Music from the Italian Alps
Lake Como in the Italian Alps boasts spectacular scenery and architecture that has drawn travelers and wealthy aristocrats since Roman times. Later, it was a retreat for Romantic composers, Rossini, Verdi, and Bellini, and it continues to be a favorite vacation destination for modern day celebrities, among them, George Clooney, Madonna and Richard Branson.
During the Renaissance, the prominent nobleman, Lord Pietro Paolo Raimondo, on the shores of Lake Como, compiled, at least in part, a manuscript of lute music that has become an important source of lute repertoire from the 16th and 17th centuries. Raimondo signed the manuscript and dated it July 1, 1601, but there are two other names included on the second fly-leaf: Belisario Carcano and Giovanni Durone Bottigella, who probably also added pieces to the manuscript.

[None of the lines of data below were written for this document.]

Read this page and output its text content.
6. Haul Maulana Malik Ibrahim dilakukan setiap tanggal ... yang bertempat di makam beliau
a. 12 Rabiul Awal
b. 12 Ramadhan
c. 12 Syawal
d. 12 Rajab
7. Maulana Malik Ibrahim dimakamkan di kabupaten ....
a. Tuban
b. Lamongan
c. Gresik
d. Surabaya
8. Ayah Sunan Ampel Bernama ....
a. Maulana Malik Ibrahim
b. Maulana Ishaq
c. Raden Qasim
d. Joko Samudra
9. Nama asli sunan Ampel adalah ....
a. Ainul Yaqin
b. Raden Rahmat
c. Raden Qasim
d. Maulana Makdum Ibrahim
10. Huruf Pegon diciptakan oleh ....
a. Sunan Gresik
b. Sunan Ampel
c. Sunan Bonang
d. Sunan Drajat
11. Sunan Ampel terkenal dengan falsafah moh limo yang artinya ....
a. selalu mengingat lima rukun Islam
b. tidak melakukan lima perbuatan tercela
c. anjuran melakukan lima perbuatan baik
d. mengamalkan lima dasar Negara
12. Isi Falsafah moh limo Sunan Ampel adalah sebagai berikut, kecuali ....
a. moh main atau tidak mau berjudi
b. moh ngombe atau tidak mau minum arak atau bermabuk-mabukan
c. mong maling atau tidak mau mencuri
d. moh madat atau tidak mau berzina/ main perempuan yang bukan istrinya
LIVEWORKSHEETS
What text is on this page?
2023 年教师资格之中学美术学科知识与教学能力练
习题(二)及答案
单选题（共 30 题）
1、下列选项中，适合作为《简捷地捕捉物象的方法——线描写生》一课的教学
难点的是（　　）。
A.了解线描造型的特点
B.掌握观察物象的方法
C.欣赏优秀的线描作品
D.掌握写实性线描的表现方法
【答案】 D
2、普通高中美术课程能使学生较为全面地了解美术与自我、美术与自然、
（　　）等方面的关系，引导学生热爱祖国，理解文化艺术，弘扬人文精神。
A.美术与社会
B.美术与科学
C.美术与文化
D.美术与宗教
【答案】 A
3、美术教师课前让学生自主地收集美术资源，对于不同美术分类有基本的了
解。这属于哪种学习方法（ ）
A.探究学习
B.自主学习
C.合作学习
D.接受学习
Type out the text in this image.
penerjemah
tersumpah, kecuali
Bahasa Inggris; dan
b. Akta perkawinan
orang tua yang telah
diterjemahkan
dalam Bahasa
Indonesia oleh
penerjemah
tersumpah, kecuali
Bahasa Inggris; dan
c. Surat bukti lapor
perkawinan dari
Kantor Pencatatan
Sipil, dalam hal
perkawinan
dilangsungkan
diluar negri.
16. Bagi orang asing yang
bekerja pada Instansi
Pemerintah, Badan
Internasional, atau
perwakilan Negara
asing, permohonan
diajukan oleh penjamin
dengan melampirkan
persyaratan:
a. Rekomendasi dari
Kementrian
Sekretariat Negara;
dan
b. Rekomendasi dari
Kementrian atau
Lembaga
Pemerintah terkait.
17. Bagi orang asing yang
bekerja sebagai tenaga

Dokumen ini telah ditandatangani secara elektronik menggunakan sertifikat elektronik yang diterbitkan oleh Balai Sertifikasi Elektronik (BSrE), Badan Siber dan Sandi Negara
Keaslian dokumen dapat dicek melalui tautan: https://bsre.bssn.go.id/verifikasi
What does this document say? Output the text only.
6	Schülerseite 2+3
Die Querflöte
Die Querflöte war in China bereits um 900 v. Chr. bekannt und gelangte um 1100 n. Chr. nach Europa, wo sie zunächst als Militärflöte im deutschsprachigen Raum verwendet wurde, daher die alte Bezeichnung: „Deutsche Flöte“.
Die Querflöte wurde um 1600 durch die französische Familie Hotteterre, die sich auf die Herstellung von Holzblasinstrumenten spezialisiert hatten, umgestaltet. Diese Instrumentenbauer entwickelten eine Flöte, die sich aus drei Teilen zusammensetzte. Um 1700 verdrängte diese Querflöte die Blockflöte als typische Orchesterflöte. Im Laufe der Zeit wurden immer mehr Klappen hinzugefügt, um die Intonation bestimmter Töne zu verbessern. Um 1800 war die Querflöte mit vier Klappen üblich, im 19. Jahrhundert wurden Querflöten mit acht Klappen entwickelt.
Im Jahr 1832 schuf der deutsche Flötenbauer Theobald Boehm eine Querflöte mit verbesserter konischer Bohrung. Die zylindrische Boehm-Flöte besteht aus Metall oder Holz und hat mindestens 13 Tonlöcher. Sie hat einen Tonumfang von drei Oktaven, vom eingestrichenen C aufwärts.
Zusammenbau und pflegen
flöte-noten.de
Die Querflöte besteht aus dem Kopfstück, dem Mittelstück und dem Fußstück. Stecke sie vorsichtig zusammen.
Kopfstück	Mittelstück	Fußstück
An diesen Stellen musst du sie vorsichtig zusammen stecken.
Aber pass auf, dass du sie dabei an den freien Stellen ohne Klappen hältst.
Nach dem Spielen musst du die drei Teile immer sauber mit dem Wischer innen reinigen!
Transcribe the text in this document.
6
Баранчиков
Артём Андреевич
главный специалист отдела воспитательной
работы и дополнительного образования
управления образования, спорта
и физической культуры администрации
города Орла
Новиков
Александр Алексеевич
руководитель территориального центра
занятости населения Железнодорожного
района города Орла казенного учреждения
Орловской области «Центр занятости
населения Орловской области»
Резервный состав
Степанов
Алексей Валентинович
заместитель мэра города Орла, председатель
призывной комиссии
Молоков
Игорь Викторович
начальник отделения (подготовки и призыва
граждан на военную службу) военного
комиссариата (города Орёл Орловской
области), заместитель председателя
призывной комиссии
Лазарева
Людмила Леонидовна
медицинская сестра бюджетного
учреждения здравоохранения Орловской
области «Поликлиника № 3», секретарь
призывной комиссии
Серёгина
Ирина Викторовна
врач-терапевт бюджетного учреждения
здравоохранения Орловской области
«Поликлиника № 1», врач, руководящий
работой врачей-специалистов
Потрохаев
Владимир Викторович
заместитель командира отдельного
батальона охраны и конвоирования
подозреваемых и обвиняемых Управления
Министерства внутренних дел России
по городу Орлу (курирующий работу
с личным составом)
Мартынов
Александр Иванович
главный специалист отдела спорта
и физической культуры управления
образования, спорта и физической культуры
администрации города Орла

The Raimondi Manuscript includes at least 60 pieces of types ranging from fantasias to toccatas and fugues, dances, and intabulations of vocal songs such as the famous Vestiva i colli and Susanne un jour.
Pietro Paolo Raimondo
Raimondo was a prominent and important figure in 17th century Como. He was an elected official, and was the nephew of Ulpiano Volpi, bishop of Novara, who served in the Spanish court of Felipe III, and who also had close ties to the Vatican. These provided Raimondo with social, cultural, political and even musical connections, with Rome, and some of the pieces in his compilation seem to have come to him directly from Rome.
A new recording, Pietro Paolo Raimondo – Libro de Sonate diverse, from Italian lutenist, Domenico Cerasani, presents selections from the Raimondi Manuscript. Cerasani plays an 8 course lute, a type widely used in Italy through the first few decades of the 17th century.